You don’t use a resistor on the Tone pot. The tone pot IS the resistor in the tone circuit.
1.) The Volume pot works by creating resistance to Ground that makes the guitar input the “path of least resistance.” At “0”, there is no resistance to ground; at “10” the pot value (250K, 500K, 1M) is
the resistance to Ground. The larger the pot value the more resistance to Ground when the knob is set to 10 and the more guitar signal (AC voltage) goes to the amp.
2.) The Tone pot and cap combine to great a RC (resistor-capacitor) network/filter that allows the high-end frequencies to
bypass the Volume pot for another path to Ground.

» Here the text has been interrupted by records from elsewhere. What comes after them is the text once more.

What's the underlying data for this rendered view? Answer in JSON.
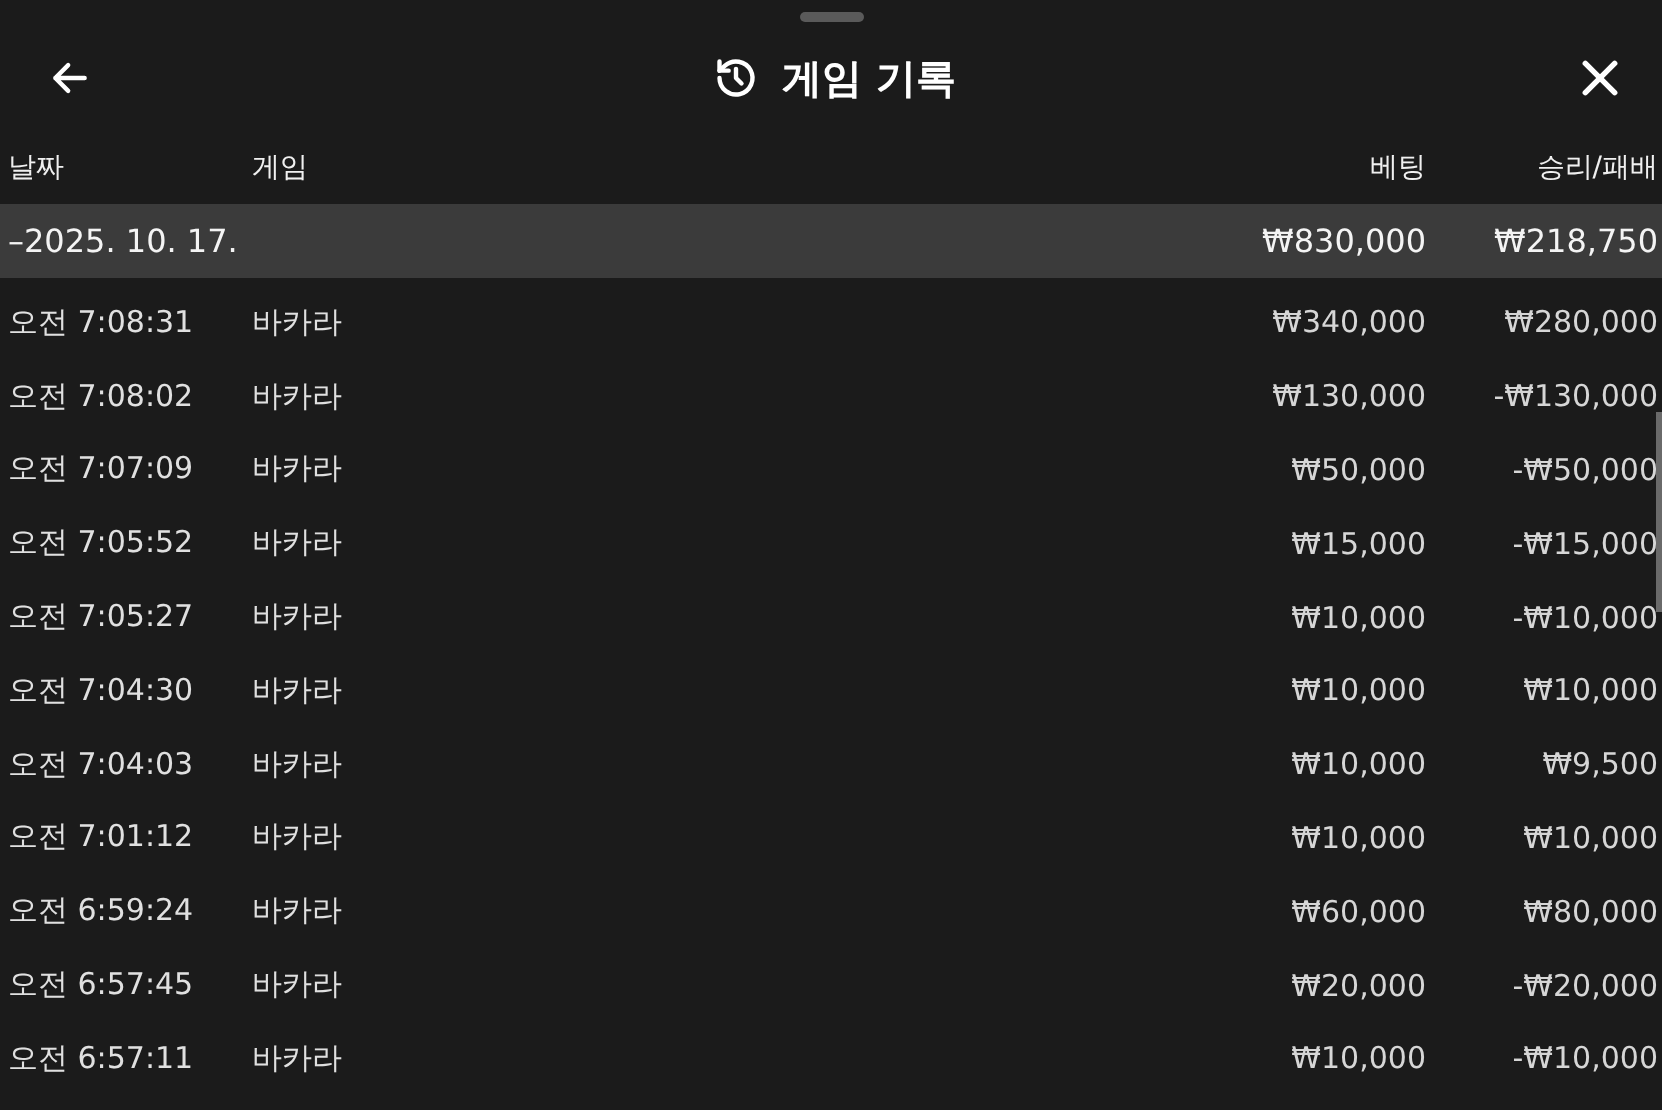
{
  "header": {
    "title": "게임 기록"
  },
  "table": {
    "columns": [
      "날짜",
      "게임",
      "베팅",
      "승리/패배"
    ],
    "groups": [
      {
        "date": "–2025. 10. 17.",
        "bet": "₩830,000",
        "result": "₩218,750",
        "expanded": true,
        "rows": [
          {
            "time": "오전 7:08:31",
            "game": "바카라",
            "bet": "₩340,000",
            "result": "₩280,000"
          },
          {
            "time": "오전 7:08:02",
            "game": "바카라",
            "bet": "₩130,000",
            "result": "-₩130,000"
          },
          {
            "time": "오전 7:07:09",
            "game": "바카라",
            "bet": "₩50,000",
            "result": "-₩50,000"
          },
          {
            "time": "오전 7:05:52",
            "game": "바카라",
            "bet": "₩15,000",
            "result": "-₩15,000"
          },
          {
            "time": "오전 7:05:27",
            "game": "바카라",
            "bet": "₩10,000",
            "result": "-₩10,000"
          },
          {
            "time": "오전 7:04:30",
            "game": "바카라",
            "bet": "₩10,000",
            "result": "₩10,000"
          },
          {
            "time": "오전 7:04:03",
            "game": "바카라",
            "bet": "₩10,000",
            "result": "₩9,500"
          },
          {
            "time": "오전 7:01:12",
            "game": "바카라",
            "bet": "₩10,000",
            "result": "₩10,000"
          },
          {
            "time": "오전 6:59:24",
            "game": "바카라",
            "bet": "₩60,000",
            "result": "₩80,000"
          },
          {
            "time": "오전 6:57:45",
            "game": "바카라",
            "bet": "₩20,000",
            "result": "-₩20,000"
          },
          {
            "time": "오전 6:57:11",
            "game": "바카라",
            "bet": "₩10,000",
            "result": "-₩10,000"
          }
        ]
      }
    ]
  }
}
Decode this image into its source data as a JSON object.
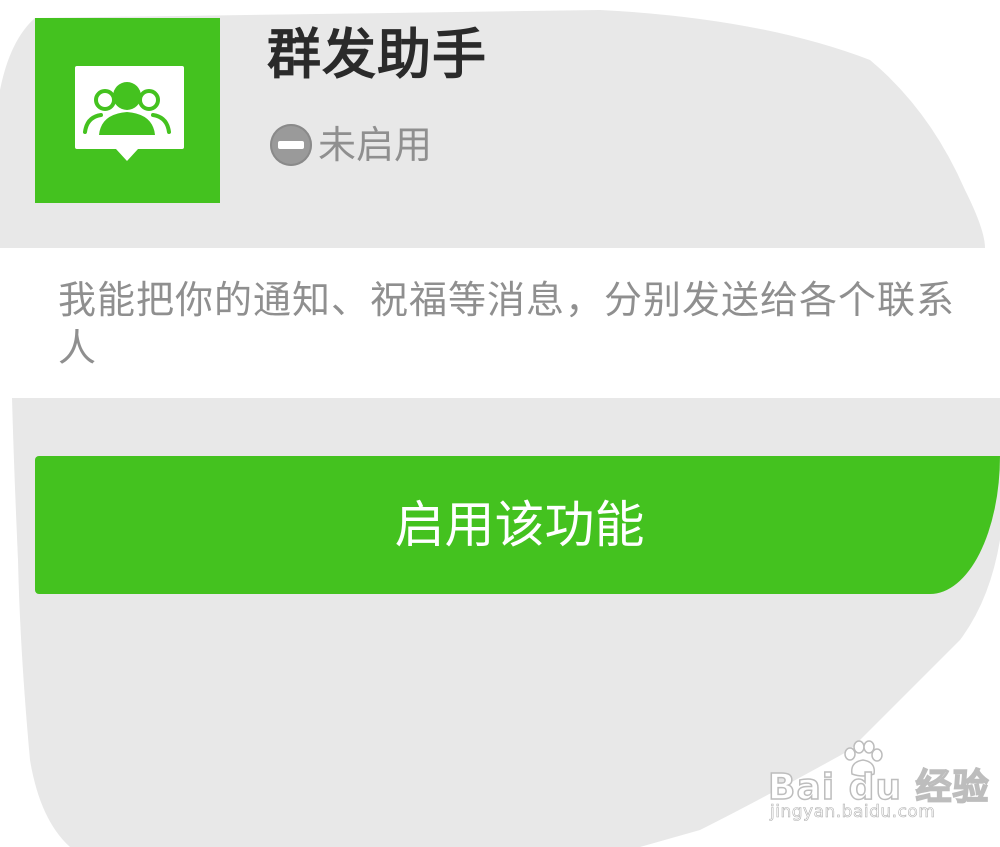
{
  "app": {
    "title": "群发助手",
    "status": "未启用",
    "description": "我能把你的通知、祝福等消息，分别发送给各个联系人",
    "icon": "group-message-icon",
    "status_icon": "disabled-icon"
  },
  "actions": {
    "enable_label": "启用该功能"
  },
  "watermark": {
    "logo": "Bai du 经验",
    "url": "jingyan.baidu.com"
  },
  "colors": {
    "accent": "#44c21f",
    "background_gray": "#e8e8e8",
    "title_text": "#2a2a2a",
    "secondary_text": "#8f8f8f"
  }
}
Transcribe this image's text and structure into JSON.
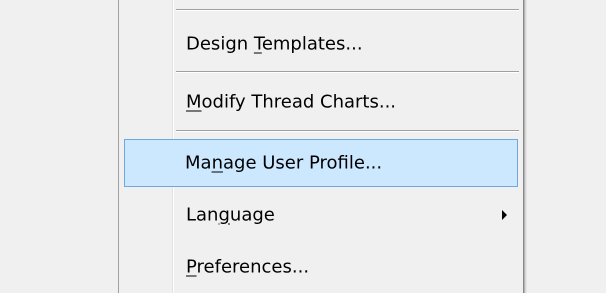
{
  "menu": {
    "items": [
      {
        "pre": "Design ",
        "accel": "T",
        "post": "emplates..."
      },
      {
        "pre": "",
        "accel": "M",
        "post": "odify Thread Charts..."
      },
      {
        "pre": "Ma",
        "accel": "n",
        "post": "age User Profile..."
      },
      {
        "pre": "Lan",
        "accel": "g",
        "post": "uage"
      },
      {
        "pre": "",
        "accel": "P",
        "post": "references..."
      }
    ]
  },
  "colors": {
    "highlight_background": "#cce8ff",
    "highlight_border": "#6da8e0",
    "menu_background": "#f0f0f0"
  }
}
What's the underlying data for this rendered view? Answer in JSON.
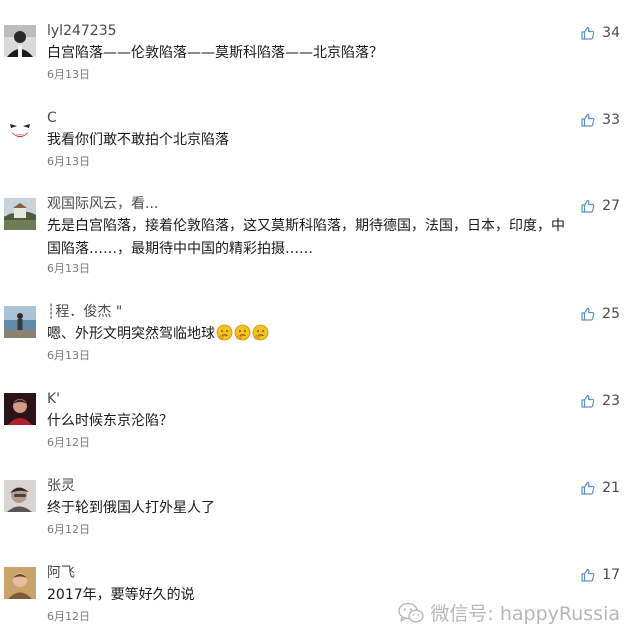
{
  "comments": [
    {
      "username": "lyl247235",
      "content": "白宫陷落——伦敦陷落——莫斯科陷落——北京陷落？",
      "date": "6月13日",
      "likes": "34",
      "avatar_icon": "man-in-suit-photo-icon"
    },
    {
      "username": "C",
      "content": "我看你们敢不敢拍个北京陷落",
      "date": "6月13日",
      "likes": "33",
      "avatar_icon": "joker-face-icon"
    },
    {
      "username": "观国际风云，看...",
      "content": "先是白宫陷落，接着伦敦陷落，这又莫斯科陷落，期待德国，法国，日本，印度，中国陷落……，最期待中中国的精彩拍摄……",
      "date": "6月13日",
      "likes": "27",
      "avatar_icon": "landscape-photo-icon"
    },
    {
      "username": "┊程．俊杰 \"",
      "content": "嗯、外形文明突然驾临地球",
      "date": "6月13日",
      "likes": "25",
      "avatar_icon": "person-by-sea-photo-icon",
      "emoji_count": 3,
      "emoji_icon": "thinking-face-emoji"
    },
    {
      "username": "K'",
      "content": "什么时候东京沦陷？",
      "date": "6月12日",
      "likes": "23",
      "avatar_icon": "red-portrait-photo-icon"
    },
    {
      "username": "张灵",
      "content": "终于轮到俄国人打外星人了",
      "date": "6月12日",
      "likes": "21",
      "avatar_icon": "grey-portrait-photo-icon"
    },
    {
      "username": "阿飞",
      "content": "2017年，要等好久的说",
      "date": "6月12日",
      "likes": "17",
      "avatar_icon": "warm-portrait-photo-icon"
    }
  ],
  "watermark": {
    "text": "微信号: happyRussia",
    "icon": "wechat-logo-icon"
  },
  "colors": {
    "like_icon": "#5b8fd6",
    "username": "#4a4a4a",
    "content": "#1a1a1a",
    "date": "#7a7a7a",
    "watermark": "#b7b7b7"
  }
}
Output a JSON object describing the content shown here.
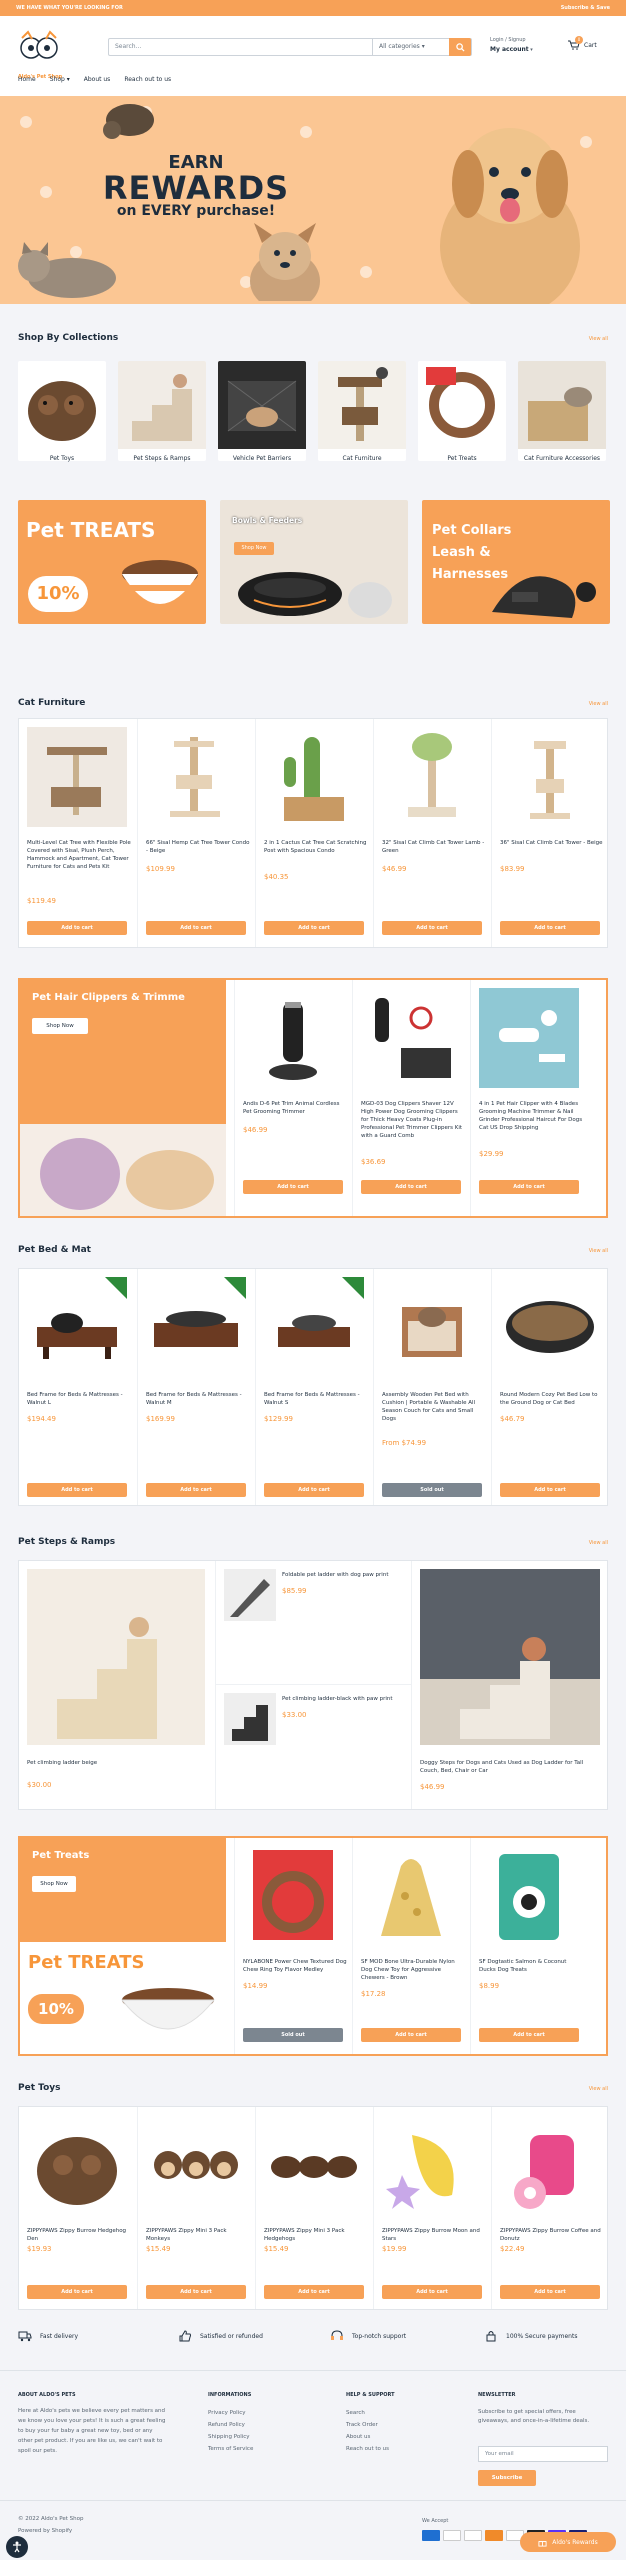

The Tone pot works exactly like the Volume pot except the cap value blocks all signal
below a certain cutoff frequency. Change the cap value and you change to cutoff frequency.
Here’s an old explanation ....
There is a cap soldered to the tone pot on your guitar. It determines the how much of the guitar’s treble passes through to the tone pot (which is nothing more than a second volume control, but just for the bypassed treble signal).
Imagine your tone is a christmas tree (or any upright triangle). With the point of the tree representing the treble and the big, bushy, fat bottom being the bass end.
The tone circuit is an axe that “chops” the tree off at a certain point. The higher the value of the cap, the lower the axe cuts. Gibson uses a .022 cap usually, which chops pretty high, because humbuckers are fairly dark-sounding pickups and often don't have a lot of treble to spare. Fender uses a .047 cap to cut lower, because there is more brightness in a single coil to tame.
So the .022 cuts high on the tree, a .047 cuts lower, a .1 cuts even lower etc.
What happens when you use the tone control is you bleed off the top of the "tree" off to ground. At 10, the tone (pot)entiometer is at full resistance (250K, 500K, 1M, whatever the value may be) to ground. As you lower the knob to 0, the resistance to ground decreases (eventually to nothing), and the top of the tree slowly fades away into nothingness (this slightly breaks my metaphor). The rest of the tree (the midrange and the bass) remains exactly the same. That is how you tone control works.
3.) The treble bleed mod on the Volume control is becoming more popular but is still relatively unused in the industry. I would guess 99% of guitars don’t have one and no vintage guitar ever shipped with one.
The treble bleed mod is an answer to the problem that, as you roll the Volume pot down, the high-end frequencies tend to drop out because of impedance mismatches with the amp input. The old school solution was to crank up the amp volume (which countered the effect) and then you can turn down the guitar volume.
The treble bleed mod features a “bright” cap, a small cap that jumps the pot lugs and lets the extreme treble skip the volume pot. The problem is the more you turn the volume down, the brighter the guitar gets (bright caps on amps have similar issues). That’s where the resistor comes in, it corrects the taper. As you turn the volume down, the treble still bleeds through, but the resistor keeps it in check as you continue to turn the Volume down.
Ultimately, the treble bleed is a compromise. Yes, it allows that high end to stay, but the tone still doesn’t sound like the same mix you would get with the Volume on “10”...you pretty much have to decide if you want the tone to get darker as you Turn down or brighter, there is jo “just right” (Disclosure: I do not use treble bleed mods).
TL

R? Unless you are using really bright humbuckers, your starting point is 500K linear taper tone pot and 0.022 tone cap; volume a 500k audio taper. If your humbuckers are bright, you might try .033 or 0.047. The math was done decades ago and their is a reason 500K/.022 is an industry standard, it works most of the time.